McLachlin, on the other hand, has maintained that the “court is operating as an independent, judicial branch of government — perhaps the last surviving strong institution of democracy. … And it’s there for people to give them fair hearings and independent justice from the courts.” McLachlin categorically denies that her service on the court lends legitimacy to the administration. She has stated that the court “has no connection with the regime at all” and that she had been assured by the chief justice that the court’s independence is not in jeopardy. “I try to make these decisions in a principled way, and I think the people of Hong Kong are entitled to an independent final court of appeal”, she said. “They are fortunate so far to have that independent court of appeal.”
McLachlin is, of course, right to insist on absolute adherence to the principle of judicial independence as a condition of her continued tenure on the court.
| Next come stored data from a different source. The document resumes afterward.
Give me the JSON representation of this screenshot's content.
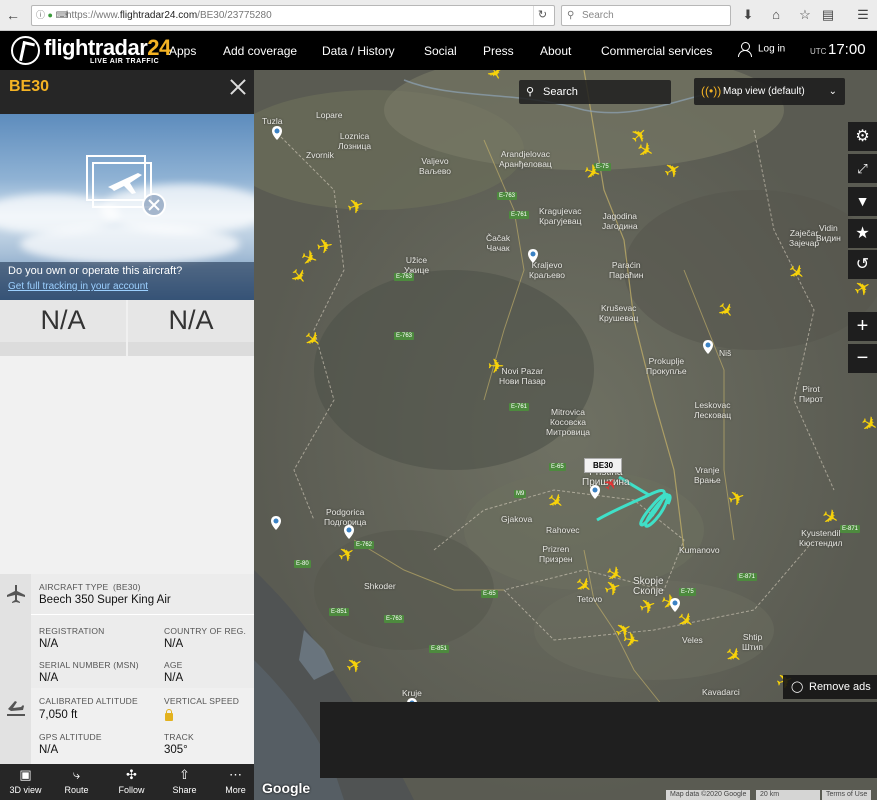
{
  "browser": {
    "url_prefix": "https://www.",
    "url_host": "flightradar24.com",
    "url_path": "/BE30/23775280",
    "search_placeholder": "Search"
  },
  "header": {
    "logo_main": "flightradar",
    "logo_num": "24",
    "logo_sub": "LIVE AIR TRAFFIC",
    "menu": [
      "Apps",
      "Add coverage",
      "Data / History",
      "Social",
      "Press",
      "About",
      "Commercial services"
    ],
    "login": "Log in",
    "utc_label": "UTC",
    "utc_time": "17:00"
  },
  "panel": {
    "callsign": "BE30",
    "own_question": "Do you own or operate this aircraft?",
    "own_link": "Get full tracking in your account",
    "na_left": "N/A",
    "na_right": "N/A",
    "aircraft_type_label": "AIRCRAFT TYPE",
    "aircraft_type_code": "(BE30)",
    "aircraft_type_value": "Beech 350 Super King Air",
    "registration_label": "REGISTRATION",
    "registration_value": "N/A",
    "country_label": "COUNTRY OF REG.",
    "country_value": "N/A",
    "serial_label": "SERIAL NUMBER (MSN)",
    "serial_value": "N/A",
    "age_label": "AGE",
    "age_value": "N/A",
    "cal_alt_label": "CALIBRATED ALTITUDE",
    "cal_alt_value": "7,050 ft",
    "vspeed_label": "VERTICAL SPEED",
    "gps_alt_label": "GPS ALTITUDE",
    "gps_alt_value": "N/A",
    "track_label": "TRACK",
    "track_value": "305°",
    "footer": [
      "3D view",
      "Route",
      "Follow",
      "Share",
      "More"
    ]
  },
  "map": {
    "search_label": "Search",
    "view_label": "Map view (default)",
    "aircraft_label": "BE30",
    "remove_ads": "Remove ads",
    "google": "Google",
    "attribution": [
      "Map data ©2020 Google",
      "20 km",
      "Terms of Use"
    ],
    "places": [
      {
        "t": "Tuzla"
      },
      {
        "t": "Lopare"
      },
      {
        "t": "Zvornik"
      },
      {
        "t": "Loznica\nЛозница"
      },
      {
        "t": "Valjevo\nВаљево"
      },
      {
        "t": "Arandjelovac\nАранђеловац"
      },
      {
        "t": "Kragujevac\nКрагујевац"
      },
      {
        "t": "Jagodina\nЈагодина"
      },
      {
        "t": "Čačak\nЧачак"
      },
      {
        "t": "Užice\nУжице"
      },
      {
        "t": "Kraljevo\nКраљево"
      },
      {
        "t": "Paraćin\nПараћин"
      },
      {
        "t": "Kruševac\nКрушевац"
      },
      {
        "t": "Novi Pazar\nНови Пазар"
      },
      {
        "t": "Prokuplje\nПрокупље"
      },
      {
        "t": "Mitrovica\nКосовска\nМитровица"
      },
      {
        "t": "Leskovac\nЛесковац"
      },
      {
        "t": "Vranje\nВрање"
      },
      {
        "t": "Gjakova"
      },
      {
        "t": "Prizren\nПризрен"
      },
      {
        "t": "Podgorica\nПодгорица"
      },
      {
        "t": "Skopje\nСкопје"
      },
      {
        "t": "Kumanovo"
      },
      {
        "t": "Tetovo"
      },
      {
        "t": "Veles"
      },
      {
        "t": "Shtip\nШтип"
      },
      {
        "t": "Kyustendil\nКюстендил"
      },
      {
        "t": "Pirot\nПирот"
      },
      {
        "t": "Niš"
      },
      {
        "t": "Shkoder"
      },
      {
        "t": "Kruje"
      },
      {
        "t": "Kavadarci"
      },
      {
        "t": "Zaječar\nЗајечар"
      },
      {
        "t": "Vidin\nВидин"
      },
      {
        "t": "Pristina\nПриштина"
      },
      {
        "t": "Rahovec"
      }
    ],
    "roads": [
      "E-75",
      "E-763",
      "E-761",
      "E-80",
      "E-65",
      "E-851",
      "E-762",
      "E-871",
      "M9"
    ]
  },
  "colors": {
    "accent": "#f4b324",
    "plane": "#f7d20a",
    "track": "#3fe0c8",
    "header_bg": "#000000"
  },
  "icons": [
    "back-icon",
    "forward-icon",
    "lock-icon",
    "reload-icon",
    "search-icon",
    "download-icon",
    "home-icon",
    "bookmark-icon",
    "clipboard-icon",
    "menu-icon",
    "user-icon",
    "close-icon",
    "settings-icon",
    "fullscreen-icon",
    "filter-icon",
    "star-icon",
    "playback-icon",
    "zoom-in-icon",
    "zoom-out-icon",
    "plane-icon",
    "bulb-icon"
  ]
}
There are few institutions more fundamental to the integrity and legitimacy of a constitutional democracy than that of an independent judiciary. Judges cannot decide cases impartially and with regard to the merits — they cannot render “justice” in each matter — unless they have the ability to exercise their responsibilities free of political pressure and free of influence by the executive and legislative branches of government and, of course, by parties with an interest in the proceedings. Judges must have the authority to review laws and assess their potential inconsistency with a nation’s constitution. The judicial declaratory power is one of the hallmarks of constitutional democracy and serves as a fundamental check on government abuse of power, including in democracies in which the government has been elected by a popular majority.
And therein lies the rub. By the standards of any constitutional democracy — especially of the liberal variety — the national security law is an unjust law. Its key provisions, indeed, its very purpose, violate the Hong Kong Bill of Rights. And yet, it is the law of the land. It is the law which Justice McLachlin may be required to interpret, to apply and to enforce, even if she has concluded that it is in conflict with the Hong Kong Bill of Rights and with otherwise long-standing and well-accepted common law principles affirming the dignity and civil liberties of all persons.
The principle of judicial independence is a sine qua non of any just society. But so is the principle of judicial effectiveness. In a constitutional democracy, judges must be able to strike down unjust laws. What sort of “judicial independence” is it when a judge’s ruling is bound to be rejected and rendered nugatory by the political branch of government that has ultimate authority to “interpret” the law? McLachlin will find out soon enough.